Results: The findings are good, but are not surprising: larger models can adhere to constraints; and when constraints are specified precisely it improves performance ([4] which had similar findings on understanding user feedback for iterative text generation). I also wanted to understand the kind of errors that the model makes in a bit more detail, but error analysis is missing. The proposed metrics are interesting, but SB_{app} that resembles structural similarity of output and target text is a bit complex as a metric and not explained well. I support the intuition of this metric as other papers [2] have highlighted that refinement of a structure could drift too much from the original structure.
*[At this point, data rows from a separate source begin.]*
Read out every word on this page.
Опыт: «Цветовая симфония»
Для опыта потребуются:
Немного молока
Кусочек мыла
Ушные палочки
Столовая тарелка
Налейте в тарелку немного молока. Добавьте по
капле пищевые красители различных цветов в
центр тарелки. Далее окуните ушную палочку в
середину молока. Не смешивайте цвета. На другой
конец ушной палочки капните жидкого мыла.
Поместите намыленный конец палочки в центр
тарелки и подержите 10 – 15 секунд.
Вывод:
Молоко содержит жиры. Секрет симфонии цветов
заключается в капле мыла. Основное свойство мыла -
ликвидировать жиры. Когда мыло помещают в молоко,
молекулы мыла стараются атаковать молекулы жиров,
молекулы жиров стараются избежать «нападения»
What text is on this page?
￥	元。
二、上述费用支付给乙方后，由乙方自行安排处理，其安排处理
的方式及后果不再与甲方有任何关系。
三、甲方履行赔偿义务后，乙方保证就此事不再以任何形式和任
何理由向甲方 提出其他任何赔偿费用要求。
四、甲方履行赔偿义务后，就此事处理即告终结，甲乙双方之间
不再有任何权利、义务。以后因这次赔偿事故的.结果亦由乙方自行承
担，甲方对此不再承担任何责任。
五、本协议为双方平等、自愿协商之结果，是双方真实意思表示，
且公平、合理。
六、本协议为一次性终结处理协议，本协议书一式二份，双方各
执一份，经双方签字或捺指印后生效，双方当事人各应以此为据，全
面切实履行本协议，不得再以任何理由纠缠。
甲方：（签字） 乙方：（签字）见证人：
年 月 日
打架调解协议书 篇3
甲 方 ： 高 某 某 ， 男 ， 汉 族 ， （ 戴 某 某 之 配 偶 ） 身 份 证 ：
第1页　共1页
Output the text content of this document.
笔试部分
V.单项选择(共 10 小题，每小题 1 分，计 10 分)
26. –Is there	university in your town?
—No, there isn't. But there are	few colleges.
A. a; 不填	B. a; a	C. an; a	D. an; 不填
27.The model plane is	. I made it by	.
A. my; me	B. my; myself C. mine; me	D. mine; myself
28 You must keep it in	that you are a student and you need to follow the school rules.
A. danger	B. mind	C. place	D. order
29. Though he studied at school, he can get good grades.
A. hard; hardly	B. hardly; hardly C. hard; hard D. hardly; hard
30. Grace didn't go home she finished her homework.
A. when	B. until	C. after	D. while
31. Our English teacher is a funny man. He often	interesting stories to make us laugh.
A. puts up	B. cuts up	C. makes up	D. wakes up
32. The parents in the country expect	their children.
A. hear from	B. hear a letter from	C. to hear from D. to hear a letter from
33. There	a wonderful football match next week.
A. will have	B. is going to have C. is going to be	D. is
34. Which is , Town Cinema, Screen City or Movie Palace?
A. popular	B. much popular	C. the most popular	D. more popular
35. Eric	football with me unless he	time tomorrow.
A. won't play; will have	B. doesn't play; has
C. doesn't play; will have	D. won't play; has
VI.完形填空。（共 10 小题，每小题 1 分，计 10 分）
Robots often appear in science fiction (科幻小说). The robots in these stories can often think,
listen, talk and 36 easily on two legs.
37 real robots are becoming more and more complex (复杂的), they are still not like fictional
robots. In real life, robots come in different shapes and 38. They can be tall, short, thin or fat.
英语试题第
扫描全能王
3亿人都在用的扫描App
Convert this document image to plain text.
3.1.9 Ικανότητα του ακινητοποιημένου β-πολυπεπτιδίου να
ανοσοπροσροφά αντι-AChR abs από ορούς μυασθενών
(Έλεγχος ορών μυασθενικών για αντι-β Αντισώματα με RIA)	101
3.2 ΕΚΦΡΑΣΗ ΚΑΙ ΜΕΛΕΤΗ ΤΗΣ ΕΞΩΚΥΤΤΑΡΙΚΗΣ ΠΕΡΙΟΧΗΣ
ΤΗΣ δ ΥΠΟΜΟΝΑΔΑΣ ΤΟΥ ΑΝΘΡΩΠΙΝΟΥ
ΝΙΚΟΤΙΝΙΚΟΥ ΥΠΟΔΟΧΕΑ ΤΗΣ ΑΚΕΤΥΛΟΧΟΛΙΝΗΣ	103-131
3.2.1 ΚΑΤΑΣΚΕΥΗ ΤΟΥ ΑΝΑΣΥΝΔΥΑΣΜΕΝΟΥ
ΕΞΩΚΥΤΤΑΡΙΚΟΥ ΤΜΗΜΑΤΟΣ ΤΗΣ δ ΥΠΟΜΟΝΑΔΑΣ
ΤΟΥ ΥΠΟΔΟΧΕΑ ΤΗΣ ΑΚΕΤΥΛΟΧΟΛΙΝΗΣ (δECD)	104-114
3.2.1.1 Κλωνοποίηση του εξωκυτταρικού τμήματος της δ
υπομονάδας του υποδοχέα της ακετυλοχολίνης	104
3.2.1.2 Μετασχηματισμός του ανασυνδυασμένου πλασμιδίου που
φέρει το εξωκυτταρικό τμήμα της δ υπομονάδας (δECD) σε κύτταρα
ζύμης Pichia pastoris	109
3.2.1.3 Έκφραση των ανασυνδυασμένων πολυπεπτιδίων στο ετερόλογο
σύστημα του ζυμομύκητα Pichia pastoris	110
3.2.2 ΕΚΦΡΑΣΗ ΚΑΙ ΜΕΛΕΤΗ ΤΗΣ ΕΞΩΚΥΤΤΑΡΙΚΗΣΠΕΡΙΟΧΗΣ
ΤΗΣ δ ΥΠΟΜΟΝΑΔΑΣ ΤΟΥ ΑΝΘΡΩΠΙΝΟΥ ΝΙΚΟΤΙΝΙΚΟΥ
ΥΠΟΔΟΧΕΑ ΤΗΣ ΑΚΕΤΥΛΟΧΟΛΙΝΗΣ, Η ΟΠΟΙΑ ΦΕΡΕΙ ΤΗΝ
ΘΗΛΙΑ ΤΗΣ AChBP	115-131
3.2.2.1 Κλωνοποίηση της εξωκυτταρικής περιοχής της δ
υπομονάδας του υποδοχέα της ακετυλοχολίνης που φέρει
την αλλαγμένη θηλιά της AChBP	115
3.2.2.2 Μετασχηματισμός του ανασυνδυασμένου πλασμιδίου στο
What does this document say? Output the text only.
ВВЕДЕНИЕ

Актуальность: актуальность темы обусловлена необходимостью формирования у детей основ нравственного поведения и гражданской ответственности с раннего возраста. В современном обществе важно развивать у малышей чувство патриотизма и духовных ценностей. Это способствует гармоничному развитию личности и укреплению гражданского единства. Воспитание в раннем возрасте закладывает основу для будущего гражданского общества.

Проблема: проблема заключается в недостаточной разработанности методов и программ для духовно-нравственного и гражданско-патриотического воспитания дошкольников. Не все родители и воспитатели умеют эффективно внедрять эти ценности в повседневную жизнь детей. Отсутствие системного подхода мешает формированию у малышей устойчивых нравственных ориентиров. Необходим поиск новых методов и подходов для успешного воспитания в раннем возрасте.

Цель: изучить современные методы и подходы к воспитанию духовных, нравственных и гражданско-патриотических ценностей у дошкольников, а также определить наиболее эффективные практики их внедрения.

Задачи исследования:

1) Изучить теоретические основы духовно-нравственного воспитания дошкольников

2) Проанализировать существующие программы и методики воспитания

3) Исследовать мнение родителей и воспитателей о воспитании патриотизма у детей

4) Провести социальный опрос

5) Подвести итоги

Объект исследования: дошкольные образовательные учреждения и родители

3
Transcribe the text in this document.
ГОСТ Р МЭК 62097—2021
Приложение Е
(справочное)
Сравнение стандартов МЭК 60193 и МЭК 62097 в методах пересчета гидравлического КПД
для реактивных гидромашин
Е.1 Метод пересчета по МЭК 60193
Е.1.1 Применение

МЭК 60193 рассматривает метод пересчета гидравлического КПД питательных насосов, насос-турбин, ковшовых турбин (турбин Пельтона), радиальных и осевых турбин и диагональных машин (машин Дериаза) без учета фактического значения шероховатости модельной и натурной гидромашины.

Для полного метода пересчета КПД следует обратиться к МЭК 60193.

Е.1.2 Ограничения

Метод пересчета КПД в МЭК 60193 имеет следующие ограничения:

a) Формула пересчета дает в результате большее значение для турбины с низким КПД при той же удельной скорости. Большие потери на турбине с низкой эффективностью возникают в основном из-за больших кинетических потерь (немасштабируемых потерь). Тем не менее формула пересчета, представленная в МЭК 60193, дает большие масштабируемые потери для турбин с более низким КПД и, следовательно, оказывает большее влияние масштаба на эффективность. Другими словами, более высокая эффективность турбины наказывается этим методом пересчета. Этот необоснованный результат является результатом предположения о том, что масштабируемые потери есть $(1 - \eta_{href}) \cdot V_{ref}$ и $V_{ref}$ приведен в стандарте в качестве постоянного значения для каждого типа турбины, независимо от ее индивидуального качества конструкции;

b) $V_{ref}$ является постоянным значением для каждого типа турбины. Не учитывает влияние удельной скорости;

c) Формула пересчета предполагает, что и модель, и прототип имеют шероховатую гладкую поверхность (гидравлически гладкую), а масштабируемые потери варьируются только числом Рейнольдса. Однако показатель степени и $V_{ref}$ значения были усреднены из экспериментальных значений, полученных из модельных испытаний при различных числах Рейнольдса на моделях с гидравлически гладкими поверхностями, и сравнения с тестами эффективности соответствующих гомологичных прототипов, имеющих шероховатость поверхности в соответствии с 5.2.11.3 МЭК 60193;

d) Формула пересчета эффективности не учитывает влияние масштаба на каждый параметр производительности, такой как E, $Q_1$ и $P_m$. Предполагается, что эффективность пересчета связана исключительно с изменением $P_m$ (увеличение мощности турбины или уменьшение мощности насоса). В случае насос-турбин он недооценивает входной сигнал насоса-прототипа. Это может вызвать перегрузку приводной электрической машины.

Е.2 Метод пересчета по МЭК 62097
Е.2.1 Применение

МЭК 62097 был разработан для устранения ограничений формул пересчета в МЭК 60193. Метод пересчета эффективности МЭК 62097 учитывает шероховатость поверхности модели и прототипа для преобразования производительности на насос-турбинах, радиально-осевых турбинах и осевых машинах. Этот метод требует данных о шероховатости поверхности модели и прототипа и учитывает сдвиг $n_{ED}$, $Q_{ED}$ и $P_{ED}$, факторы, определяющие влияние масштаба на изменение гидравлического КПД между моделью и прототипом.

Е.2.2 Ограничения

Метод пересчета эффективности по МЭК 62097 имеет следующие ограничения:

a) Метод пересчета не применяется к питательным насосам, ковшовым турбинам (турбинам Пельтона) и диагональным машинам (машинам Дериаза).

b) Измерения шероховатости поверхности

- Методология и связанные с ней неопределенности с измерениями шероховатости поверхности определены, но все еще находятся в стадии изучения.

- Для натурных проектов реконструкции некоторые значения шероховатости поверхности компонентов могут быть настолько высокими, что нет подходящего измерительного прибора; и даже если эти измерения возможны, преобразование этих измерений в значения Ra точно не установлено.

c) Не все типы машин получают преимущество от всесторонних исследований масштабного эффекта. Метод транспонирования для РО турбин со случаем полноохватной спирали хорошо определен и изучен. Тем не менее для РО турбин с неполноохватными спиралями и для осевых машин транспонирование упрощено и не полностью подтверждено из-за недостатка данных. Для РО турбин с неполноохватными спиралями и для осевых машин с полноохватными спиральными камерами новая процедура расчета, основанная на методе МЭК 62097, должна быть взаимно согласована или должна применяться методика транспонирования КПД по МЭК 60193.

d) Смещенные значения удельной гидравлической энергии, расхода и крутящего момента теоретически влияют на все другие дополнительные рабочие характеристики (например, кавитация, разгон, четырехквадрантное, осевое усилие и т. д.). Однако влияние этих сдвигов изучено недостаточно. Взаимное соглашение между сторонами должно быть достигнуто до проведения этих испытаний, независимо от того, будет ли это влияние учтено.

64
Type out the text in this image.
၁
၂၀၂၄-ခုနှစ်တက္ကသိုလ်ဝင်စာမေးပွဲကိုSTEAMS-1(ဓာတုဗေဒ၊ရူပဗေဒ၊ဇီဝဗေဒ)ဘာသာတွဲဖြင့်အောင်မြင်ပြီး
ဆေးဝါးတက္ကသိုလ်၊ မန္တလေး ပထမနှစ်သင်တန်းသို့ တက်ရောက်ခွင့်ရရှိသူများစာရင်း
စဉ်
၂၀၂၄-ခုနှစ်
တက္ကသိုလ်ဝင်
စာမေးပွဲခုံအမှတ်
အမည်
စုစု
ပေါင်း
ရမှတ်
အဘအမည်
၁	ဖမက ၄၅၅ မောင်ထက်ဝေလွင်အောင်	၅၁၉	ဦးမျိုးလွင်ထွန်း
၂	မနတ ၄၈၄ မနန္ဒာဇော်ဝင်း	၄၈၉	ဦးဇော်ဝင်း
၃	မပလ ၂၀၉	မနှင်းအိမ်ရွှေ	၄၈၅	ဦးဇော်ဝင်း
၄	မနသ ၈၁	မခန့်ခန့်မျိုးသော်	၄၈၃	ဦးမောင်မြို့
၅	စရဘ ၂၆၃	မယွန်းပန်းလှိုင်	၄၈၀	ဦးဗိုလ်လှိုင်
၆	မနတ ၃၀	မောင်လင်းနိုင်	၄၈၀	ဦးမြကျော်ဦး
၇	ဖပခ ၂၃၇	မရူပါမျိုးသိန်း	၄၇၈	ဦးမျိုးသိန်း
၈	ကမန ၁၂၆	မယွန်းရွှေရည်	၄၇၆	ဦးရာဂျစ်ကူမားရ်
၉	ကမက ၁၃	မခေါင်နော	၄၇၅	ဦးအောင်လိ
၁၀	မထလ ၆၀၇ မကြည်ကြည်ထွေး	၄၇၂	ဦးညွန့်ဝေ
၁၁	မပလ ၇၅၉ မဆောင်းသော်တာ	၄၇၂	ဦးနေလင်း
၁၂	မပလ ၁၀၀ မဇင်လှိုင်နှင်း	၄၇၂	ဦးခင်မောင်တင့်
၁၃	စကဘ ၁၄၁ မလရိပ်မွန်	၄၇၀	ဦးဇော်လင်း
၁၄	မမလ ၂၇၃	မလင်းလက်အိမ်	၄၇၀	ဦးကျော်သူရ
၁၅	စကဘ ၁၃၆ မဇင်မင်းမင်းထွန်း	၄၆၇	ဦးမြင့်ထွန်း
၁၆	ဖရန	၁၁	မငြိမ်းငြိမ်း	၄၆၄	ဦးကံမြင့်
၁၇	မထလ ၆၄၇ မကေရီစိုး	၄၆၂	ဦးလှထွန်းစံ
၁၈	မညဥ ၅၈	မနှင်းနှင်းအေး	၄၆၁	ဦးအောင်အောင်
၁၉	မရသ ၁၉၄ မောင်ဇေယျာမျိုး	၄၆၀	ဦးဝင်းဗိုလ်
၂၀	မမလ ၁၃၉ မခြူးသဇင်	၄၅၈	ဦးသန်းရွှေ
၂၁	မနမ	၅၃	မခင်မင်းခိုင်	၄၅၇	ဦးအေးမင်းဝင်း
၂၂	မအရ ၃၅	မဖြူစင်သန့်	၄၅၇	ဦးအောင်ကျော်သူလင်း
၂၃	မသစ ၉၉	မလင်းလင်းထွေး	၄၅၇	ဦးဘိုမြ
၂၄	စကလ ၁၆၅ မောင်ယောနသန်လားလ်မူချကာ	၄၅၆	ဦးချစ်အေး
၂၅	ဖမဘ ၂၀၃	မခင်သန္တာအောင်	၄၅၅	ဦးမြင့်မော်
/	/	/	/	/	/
I also wonder why an LLM-as-an-evaluator is not tried (or atleast as a second evaluator).

Other minor points: The prompts in the appendix B are a bit abstract. I was looking for one complete example. I tried but could not find the code and the dataset but could not find it.

References:

  1. Memory-assisted prompt editing to improve GPT-3 after deployment ; EMNLP 2022; https://aclanthology.org/2022.emnlp-main.183/ ; (augments LLM with a memory to store user preferences and past feedback or user preference)
  2. Tailoring with Targeted Precision: Edit-Based Agents for Open-Domain Procedure Customization ; ACL 2024; https://aclanthology.org/2024.findings-acl.921.pdf (custom how-to procedure generation with LLMs)
  3. GPT "assistants" ; https://help.openai.com/en/articles/8673914-gpts-vs-assistants (in-context learning to personalize an agent)
  4. Self-Refine: Iterative Refinement with Self-Feedback ; NeurIPS 2023 (LLM self-refinement through fine-grained feedback generated)

问题

Please go through the weaknesses and clarify if there is something that I am missing.

评论

We appreciate the reviewers for the constructive feedback. We will reflect the suggestions and submit the paper to a future venue.

撤稿通知

I have read and agree with the venue's withdrawal policy on behalf of myself and my co-authors.